Essonne : Il ne déclare pas le décès de sa mère et empoche plus de 160 000 € en 25 ans, en percevant sa retraite


Illustration (Mike Fouque / Shutterstock)

Un homme de 70 ans vient d’être condamné pour avoir omis de déclarer le décès de sa mère en 1995 et ainsi avoir touché sa retraite indûment.

La fraude lui a permis d’empocher plus de 160 000 euros entre 1995 et 2019. Un habitant de Ris-Orangis (Essonne), âgé de 70 ans, a été condamné ce jeudi après-midi par le tribunal correctionnel d’Évry pour « escroquerie faite au préjudice d’un organisme de protection sociale pour l’obtention d’une allocation ou prestation indue commise du 1er janvier 2008 au 13 février 2019 ».

Le septuagénaire a écopé d’un an de prison avec sursis, relate Le Parisien. Les enquêteurs n’ont toutefois pas pu obtenir de relevés bancaires antérieurs à 2008. Il devra donc rembourser uniquement la somme de 65 526 euros à la Caisse nationale d’assurance vieillesse (CNAV), qui versait la pension de sa mère, pour la période 2008-2019.

Un certificat de décès falsifié

La fille de cet homme, âgée de 46 ans, a quant à elle écopé d’une amende de 2 000 euros dont 1 000 avec sursis, pour l’avoir aidé à falsifier un certificat de décès.

Les faits ont débuté en janvier 1995, lors de la mort de cette femme, âgée de 79 ans. Alors que la loi l’y oblige, le fils de la défunte n’avait pas déclaré sa mort à la CNAV, ni à la compagnie de retraite complémentaire.


Les organismes continuaient donc à verser entre 700 et 800 euros mensuellement sur son compte bancaire, pour lequel il possédait une procuration.

À l’audience, la présidente a souligné que le fraudeur avait régulièrement fait fonctionner ce compte, et même changé l’adresse qui y était attachée pour recevoir les chéquiers et cartes bancaires chez lui. Prudent, l’homme ne faisait que des retraits, pour ne pas éveiller les soupçons.

Une cliente censée être âgée de 104 ans

Mais la Société Générale a fini par y regarder de plus près au début de l’année 2019, en s’apercevant que la titulaire du compte était censée être aujourd’hui âgée de 104 ans.
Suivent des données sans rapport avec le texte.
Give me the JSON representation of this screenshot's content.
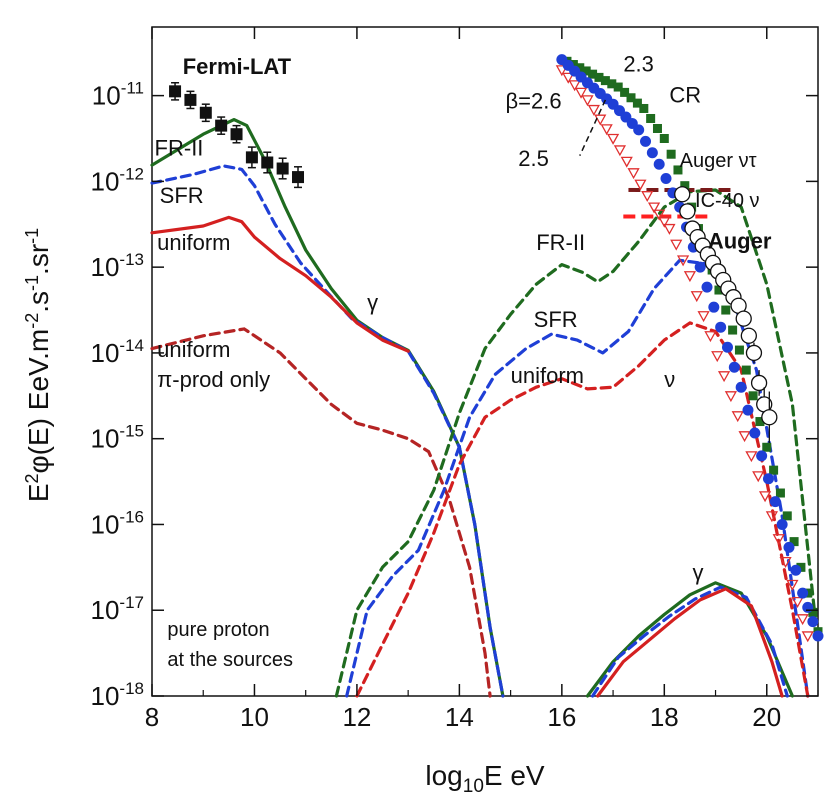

C’est à ce moment-là que le septuagénaire avait fait appel aux compétences de sa fille pour falsifier un certificat de décès émis par le consulat du Portugal.

Cette dernière apprenait alors l’existence de cette fraude pour la première fois. Elle l’avait aussi prévenu : la technique « ne fonctionnera jamais ». Elle avait raison, car le copier-coller était grossier et la signature des autorités imitée par son père correspondait à celle d’un employé du consulat… décédé en 2014 !

Des regrets d’avoir impliqué sa fille

Ils ont tous deux été interpellés et placés en garde à vue en février 2019, avant de reconnaître le stratagème qu’ils avaient mis en place. À la barre du tribunal, le prévenu s’est dit désolé en assurant que si sa fille comparaissait elle aussi, c’était de sa faute.

« Quand ma mère est morte en 1995, j’ai laissé couler deux trois mois, puis après c’était trop tard. Ma femme me disait ‘tu vas avoir des ennuis’. Je demande pardon pour ce que j’ai fait, vous avez raison, c’est mal, je m’excuse », a-t-il déclaré.

Pour leur part, l’avocate de la CNAV et la procureure ont jugé ces faits inadmissibles, en rappelant que « ces 160 000 euros ont été touchés indûment, au détriment de personnes qui en avaient besoin ».